MANCHESTER — A celebratory graduation Saturday had a low-key political undercurrent as teachers failed to take part in the Manchester Memorial High School ceremony at the SNHU Arena Saturday night.
But you had to be paying attention to even notice it was happening; there were no informational pickets outside the hall or placards protesting the lack of a collective bargaining agreement for city teachers.
The only sign of this silent boycott were a few dozen, empty folding chairs on the floor of the arena where staff at graduations typically sit behind the graduates.
Manchester Memorial Principal Arthur Adamakos, a 30-year administrator, clearly sought to keep it a special event for graduates and family members as he recognized sitting among these students several principals and administrative staff who have had past ties to Memorial.
One person who did notice was Rich Girard, who chairs the negotiations working group for the Manchester School Committee.
Girard’s daughter graduated from West High School earlier Saturday and he praised their teachers and staff for turning out in force.
“The West teachers put the children first; they understood this ceremony was all about them and not about some ongoing dispute over a contract,” Girard said.
He’s been critical of the Manchester Education Association negotiators for not bargaining with the school board team for several months earlier this year.
Girard said this meant going to mediation and then failing that to a factfinder was inevitable.

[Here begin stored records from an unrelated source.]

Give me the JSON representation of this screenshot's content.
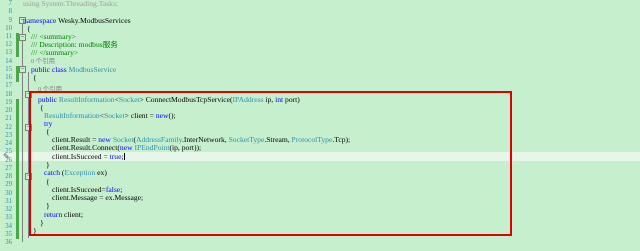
{
  "editor": {
    "line_numbers": [
      "7",
      "8",
      "9",
      "10",
      "11",
      "12",
      "13",
      "14",
      "15",
      "16",
      "17",
      "18",
      "19",
      "20",
      "21",
      "22",
      "23",
      "24",
      "25",
      "26",
      "27",
      "28",
      "29",
      "30",
      "31",
      "32",
      "33",
      "34",
      "35",
      "36"
    ],
    "lines": {
      "l1": "using System.Threading.Tasks;",
      "l3_kw": "namespace",
      "l3_rest": " Wesky.ModbusServices",
      "l4": "{",
      "l5": "/// <summary>",
      "l6": "/// Description: modbus服务",
      "l7": "/// </summary>",
      "l8_refs": "0 个引用",
      "l9_kw1": "public",
      "l9_kw2": "class",
      "l9_type": "ModbusService",
      "l10": "{",
      "l11_refs": "0 个引用",
      "l12_public": "public",
      "l12_type1": "ResultInformation",
      "l12_lt": "<",
      "l12_type2": "Socket",
      "l12_gt": ">",
      "l12_name": " ConnectModbusTcpService(",
      "l12_type3": "IPAddress",
      "l12_p1": " ip, ",
      "l12_int": "int",
      "l12_p2": " port)",
      "l13": "{",
      "l14_type1": "ResultInformation",
      "l14_lt": "<",
      "l14_type2": "Socket",
      "l14_gt": ">",
      "l14_mid": " client = ",
      "l14_new": "new",
      "l14_end": "();",
      "l15": "try",
      "l16": "{",
      "l17_a": "client.Result = ",
      "l17_new": "new",
      "l17_sp": " ",
      "l17_type1": "Socket",
      "l17_b": "(",
      "l17_type2": "AddressFamily",
      "l17_c": ".InterNetwork, ",
      "l17_type3": "SocketType",
      "l17_d": ".Stream, ",
      "l17_type4": "ProtocolType",
      "l17_e": ".Tcp);",
      "l18_a": "client.Result.Connect(",
      "l18_new": "new",
      "l18_sp": " ",
      "l18_type": "IPEndPoint",
      "l18_b": "(ip, port));",
      "l19_a": "client.IsSucceed = ",
      "l19_true": "true",
      "l19_end": ";",
      "l20": "}",
      "l21_catch": "catch",
      "l21_a": " (",
      "l21_type": "Exception",
      "l21_b": " ex)",
      "l22": "{",
      "l23_a": "client.IsSucceed=",
      "l23_false": "false",
      "l23_end": ";",
      "l24": "client.Message = ex.Message;",
      "l25": "}",
      "l26_return": "return",
      "l26_rest": " client;",
      "l27": "}",
      "l28": "}"
    }
  },
  "colors": {
    "background": "#c6efce",
    "keyword": "#0000ff",
    "type": "#2b91af",
    "comment": "#008000",
    "highlight_box": "#e00000",
    "change_bar": "#4aa84a"
  },
  "icons": {
    "fold_minus": "−",
    "edit_pencil": "✎"
  }
}
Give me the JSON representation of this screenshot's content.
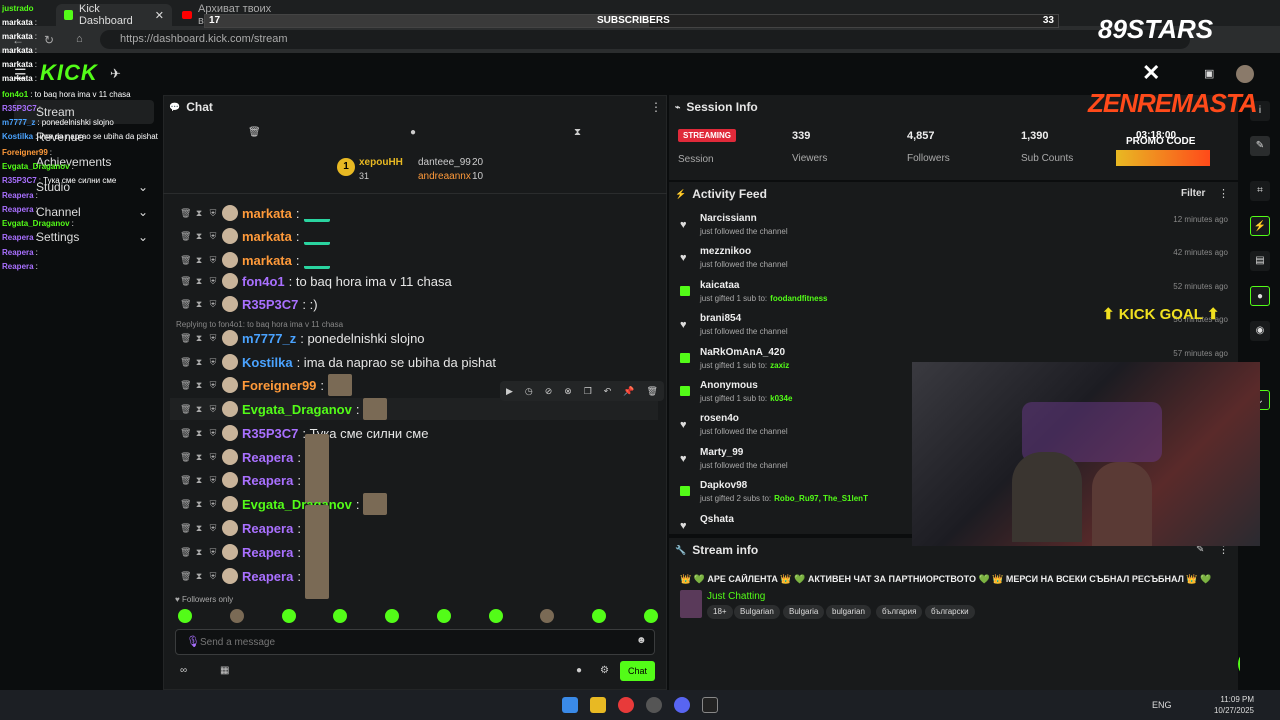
{
  "browser": {
    "tab1": "Kick Dashboard",
    "tab2": "Архиват твоих видео - You",
    "url": "https://dashboard.kick.com/stream"
  },
  "subscribers": {
    "label": "SUBSCRIBERS",
    "current": "17",
    "goal": "33",
    "progress": 0.52
  },
  "brand": {
    "logo": "KICK"
  },
  "sidebar": {
    "items": [
      {
        "label": "Stream"
      },
      {
        "label": "Revenue"
      },
      {
        "label": "Achievements"
      },
      {
        "label": "Studio"
      },
      {
        "label": "Channel"
      },
      {
        "label": "Settings"
      }
    ]
  },
  "overlay_chat": [
    {
      "user": "justrado",
      "msg": "",
      "color": "#53fc18"
    },
    {
      "user": "markata",
      "msg": ":",
      "color": "#ffffff"
    },
    {
      "user": "markata",
      "msg": ":",
      "color": "#ffffff"
    },
    {
      "user": "markata",
      "msg": ":",
      "color": "#ffffff"
    },
    {
      "user": "markata",
      "msg": ":",
      "color": "#ffffff"
    },
    {
      "user": "markata",
      "msg": ":",
      "color": "#ffffff"
    },
    {
      "user": "fon4o1",
      "msg": ": to baq hora ima v 11 chasa",
      "color": "#53fc18"
    },
    {
      "user": "R35P3C7",
      "msg": ":",
      "color": "#a970ff"
    },
    {
      "user": "m7777_z",
      "msg": ": ponedelnishki slojno",
      "color": "#4aa3ff"
    },
    {
      "user": "Kostilka",
      "msg": ": ima da naprao se ubiha da pishat",
      "color": "#4aa3ff"
    },
    {
      "user": "Foreigner99",
      "msg": ":",
      "color": "#ff9a3a"
    },
    {
      "user": "Evgata_Draganov",
      "msg": ":",
      "color": "#53fc18"
    },
    {
      "user": "R35P3C7",
      "msg": ": Тука сме силни сме",
      "color": "#a970ff"
    },
    {
      "user": "Reapera",
      "msg": ":",
      "color": "#a970ff"
    },
    {
      "user": "Reapera",
      "msg": ":",
      "color": "#a970ff"
    },
    {
      "user": "Evgata_Draganov",
      "msg": ":",
      "color": "#53fc18"
    },
    {
      "user": "Reapera",
      "msg": ":",
      "color": "#a970ff"
    },
    {
      "user": "Reapera",
      "msg": ":",
      "color": "#a970ff"
    },
    {
      "user": "Reapera",
      "msg": ":",
      "color": "#a970ff"
    }
  ],
  "chat": {
    "title": "Chat",
    "leaderboard": {
      "rank": "1",
      "first_user": "xepouHH",
      "first_count": "31",
      "second_user": "danteee_99",
      "second_count": "20",
      "third_user": "andreaannx",
      "third_count": "10"
    },
    "reply_note": "Replying to fon4o1: to baq hora ima v 11 chasa",
    "messages": [
      {
        "user": "markata",
        "text": ":",
        "color": "#ff9a3a"
      },
      {
        "user": "markata",
        "text": ":",
        "color": "#ff9a3a"
      },
      {
        "user": "markata",
        "text": ":",
        "color": "#ff9a3a"
      },
      {
        "user": "fon4o1",
        "text": ": to baq hora ima v 11 chasa",
        "color": "#a970ff"
      },
      {
        "user": "R35P3C7",
        "text": ": :)",
        "color": "#a970ff"
      },
      {
        "user": "m7777_z",
        "text": ": ponedelnishki slojno",
        "color": "#4aa3ff"
      },
      {
        "user": "Kostilka",
        "text": ": ima da naprao se ubiha da pishat",
        "color": "#4aa3ff"
      },
      {
        "user": "Foreigner99",
        "text": ":",
        "color": "#ff9a3a"
      },
      {
        "user": "Evgata_Draganov",
        "text": ":",
        "color": "#53fc18"
      },
      {
        "user": "R35P3C7",
        "text": ": Тука сме силни сме",
        "color": "#a970ff"
      },
      {
        "user": "Reapera",
        "text": ":",
        "color": "#a970ff"
      },
      {
        "user": "Reapera",
        "text": ":",
        "color": "#a970ff"
      },
      {
        "user": "Evgata_Draganov",
        "text": ":",
        "color": "#53fc18"
      },
      {
        "user": "Reapera",
        "text": ":",
        "color": "#a970ff"
      },
      {
        "user": "Reapera",
        "text": ":",
        "color": "#a970ff"
      },
      {
        "user": "Reapera",
        "text": ":",
        "color": "#a970ff"
      }
    ],
    "followers_only": "Followers only",
    "input_placeholder": "Send a message",
    "send_label": "Chat"
  },
  "session": {
    "title": "Session Info",
    "status": "STREAMING",
    "session_label": "Session",
    "viewers": "339",
    "viewers_label": "Viewers",
    "followers": "4,857",
    "followers_label": "Followers",
    "subs": "1,390",
    "subs_label": "Sub Counts",
    "uptime": "03:18:00"
  },
  "activity": {
    "title": "Activity Feed",
    "filter": "Filter",
    "items": [
      {
        "kind": "follow",
        "user": "Narcissiann",
        "desc": "just followed the channel",
        "time": "12 minutes ago"
      },
      {
        "kind": "follow",
        "user": "mezznikoo",
        "desc": "just followed the channel",
        "time": "42 minutes ago"
      },
      {
        "kind": "gift",
        "user": "kaicataa",
        "desc": "just gifted 1 sub to:",
        "target": "foodandfitness",
        "time": "52 minutes ago"
      },
      {
        "kind": "follow",
        "user": "brani854",
        "desc": "just followed the channel",
        "time": "56 minutes ago"
      },
      {
        "kind": "gift",
        "user": "NaRkOmAnA_420",
        "desc": "just gifted 1 sub to:",
        "target": "zaxiz",
        "time": "57 minutes ago"
      },
      {
        "kind": "gift",
        "user": "Anonymous",
        "desc": "just gifted 1 sub to:",
        "target": "k034e",
        "time": ""
      },
      {
        "kind": "follow",
        "user": "rosen4o",
        "desc": "just followed the channel",
        "time": ""
      },
      {
        "kind": "follow",
        "user": "Marty_99",
        "desc": "just followed the channel",
        "time": ""
      },
      {
        "kind": "gift",
        "user": "Dapkov98",
        "desc": "just gifted 2 subs to:",
        "target": "Robo_Ru97, The_S1lenT",
        "time": ""
      },
      {
        "kind": "follow",
        "user": "Qshata",
        "desc": "",
        "time": ""
      }
    ]
  },
  "stream_info": {
    "title": "Stream info",
    "stream_title": "👑 💚 АРЕ САЙЛЕНТА 👑 💚 АКТИВЕН ЧАТ ЗА ПАРТНИОРСТВОТО 💚 👑 МЕРСИ НА ВСЕКИ СЪБНАЛ РЕСЪБНАЛ 👑 💚",
    "category": "Just Chatting",
    "tags": [
      "18+",
      "Bulgarian",
      "Bulgaria",
      "bulgarian",
      "българия",
      "български"
    ]
  },
  "overlay": {
    "stars": "89STARS",
    "zen": "ZENREMASTA",
    "promo": "PROMO CODE",
    "kick_goal": "KICK GOAL"
  },
  "taskbar": {
    "lang": "ENG",
    "time": "11:09 PM",
    "date": "10/27/2025"
  }
}
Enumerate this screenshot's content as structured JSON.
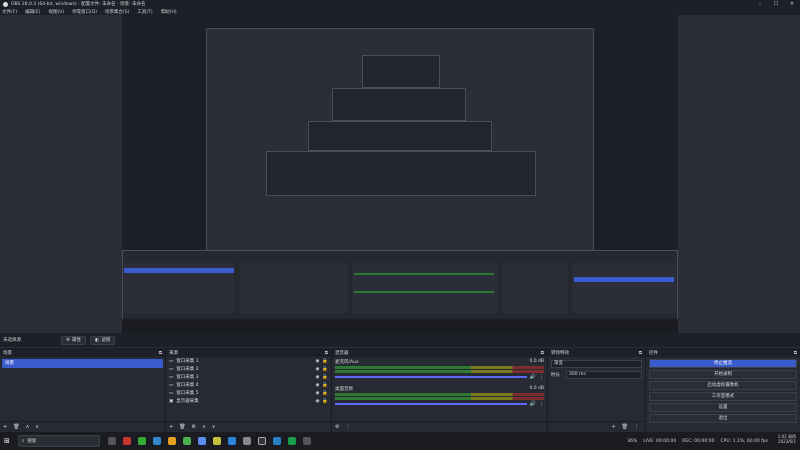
{
  "window": {
    "title": "OBS 28.0.3 (64-bit, windows) - 配置文件: 未命名 - 场景: 未命名"
  },
  "menu": [
    "文件(F)",
    "编辑(E)",
    "视图(V)",
    "停靠窗口(D)",
    "场景集合(S)",
    "工具(T)",
    "帮助(H)"
  ],
  "context": {
    "no_source": "未选择源",
    "properties": "属性",
    "filters": "滤镜"
  },
  "scenes": {
    "title": "场景",
    "items": [
      "场景"
    ]
  },
  "sources": {
    "title": "来源",
    "items": [
      "窗口采集 1",
      "窗口采集 2",
      "窗口采集 3",
      "窗口采集 4",
      "窗口采集 5",
      "显示器采集"
    ]
  },
  "mixer": {
    "title": "混音器",
    "channels": [
      {
        "name": "麦克风/Aux",
        "db": "0.0 dB"
      },
      {
        "name": "桌面音频",
        "db": "0.0 dB"
      }
    ]
  },
  "transitions": {
    "title": "转场特效",
    "type": "渐变",
    "duration_label": "时长",
    "duration": "300 ms"
  },
  "controls": {
    "title": "控件",
    "buttons": [
      "停止推流",
      "开始录制",
      "启动虚拟摄像机",
      "工作室模式",
      "设置",
      "退出"
    ]
  },
  "status": {
    "live": "LIVE: 00:00:00",
    "rec": "REC: 00:00:00",
    "cpu": "CPU: 1.1%, 60.00 fps",
    "fps_pct": "36%"
  },
  "taskbar": {
    "search": "搜索",
    "time": "1:02 周四",
    "date": "2023/6/1"
  },
  "colors": {
    "accent": "#3b5ccc",
    "bg": "#2b2e38",
    "panel": "#272a33"
  }
}
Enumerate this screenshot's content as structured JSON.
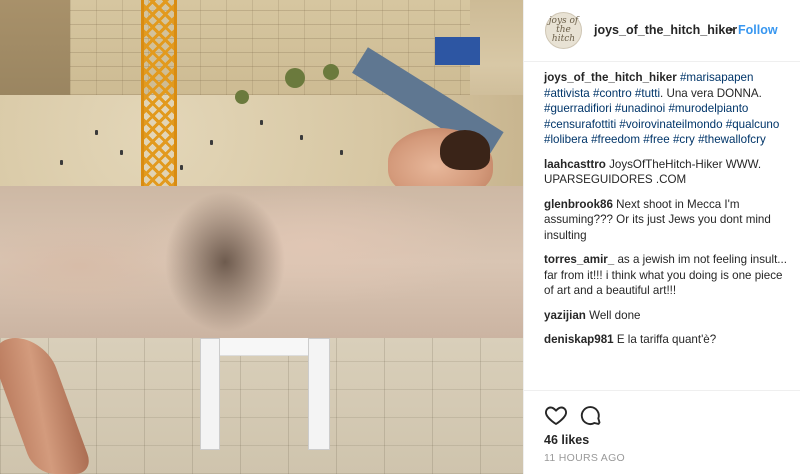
{
  "post": {
    "username": "joys_of_the_hitch_hiker",
    "avatar_text": "joys of the hitch",
    "follow_separator": "•",
    "follow_label": "Follow",
    "caption": {
      "user": "joys_of_the_hitch_hiker",
      "segments": [
        {
          "t": "tag",
          "v": "#marisapapen"
        },
        {
          "t": "tag",
          "v": "#attivista"
        },
        {
          "t": "tag",
          "v": "#contro"
        },
        {
          "t": "tag",
          "v": "#tutti"
        },
        {
          "t": "txt",
          "v": ". Una vera DONNA."
        },
        {
          "t": "tag",
          "v": "#guerradifiori"
        },
        {
          "t": "tag",
          "v": "#unadinoi"
        },
        {
          "t": "tag",
          "v": "#murodelpianto"
        },
        {
          "t": "tag",
          "v": "#censurafottiti"
        },
        {
          "t": "tag",
          "v": "#voirovinateilmondo"
        },
        {
          "t": "tag",
          "v": "#qualcuno"
        },
        {
          "t": "tag",
          "v": "#lolibera"
        },
        {
          "t": "tag",
          "v": "#freedom"
        },
        {
          "t": "tag",
          "v": "#free"
        },
        {
          "t": "tag",
          "v": "#cry"
        },
        {
          "t": "tag",
          "v": "#thewallofcry"
        }
      ]
    },
    "comments": [
      {
        "user": "laahcasttro",
        "text": "JoysOfTheHitch-Hiker WWW. UPARSEGUIDORES .COM"
      },
      {
        "user": "glenbrook86",
        "text": "Next shoot in Mecca I'm assuming??? Or its just Jews you dont mind insulting"
      },
      {
        "user": "torres_amir_",
        "text": "as a jewish im not feeling insult... far from it!!! i think what you doing is one piece of art and a beautiful art!!!"
      },
      {
        "user": "yazijian",
        "text": "Well done"
      },
      {
        "user": "deniskap981",
        "text": "E la tariffa quant'è?"
      }
    ],
    "icons": {
      "like": "heart-icon",
      "comment": "comment-icon"
    },
    "likes": "46 likes",
    "time_ago": "11 HOURS AGO"
  },
  "colors": {
    "link": "#3897f0",
    "hashtag": "#003569",
    "text": "#262626",
    "muted": "#999999"
  }
}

“I think those Memorial teachers should ask their leadership the hard question about why they stayed away from the bargaining table so we could get this done,” Girard said.
Prior to the event, MEA President Sue Hannan and Principal Adamakos had denied any knowledge about a planned protest.
Hannan said there was no organized effort by the MTA on this front.
"I do not know what teachers did for graduation. As I have stated, none of this was from MEA. They can express themselves," Hannan said in a statement.
But Memorial High School Valedictorian Christine Le didn’t shy away from the controversy with her address.
“The teachers are finally taking a stand, wanting to be recognized for all the extra, unpaid work they have put in to make our school and our lives better,” Le said.
Last Monday, the Manchester Board of Aldermen approved a $353 million fiscal year 2020 budget that overrode the tax cap to earmark an additional $6.6 million in funds for city schools.
After that vote Mayor Joyce Craig said she hoped this would ensure there was enough money in the budget to pay for a new teacher contract.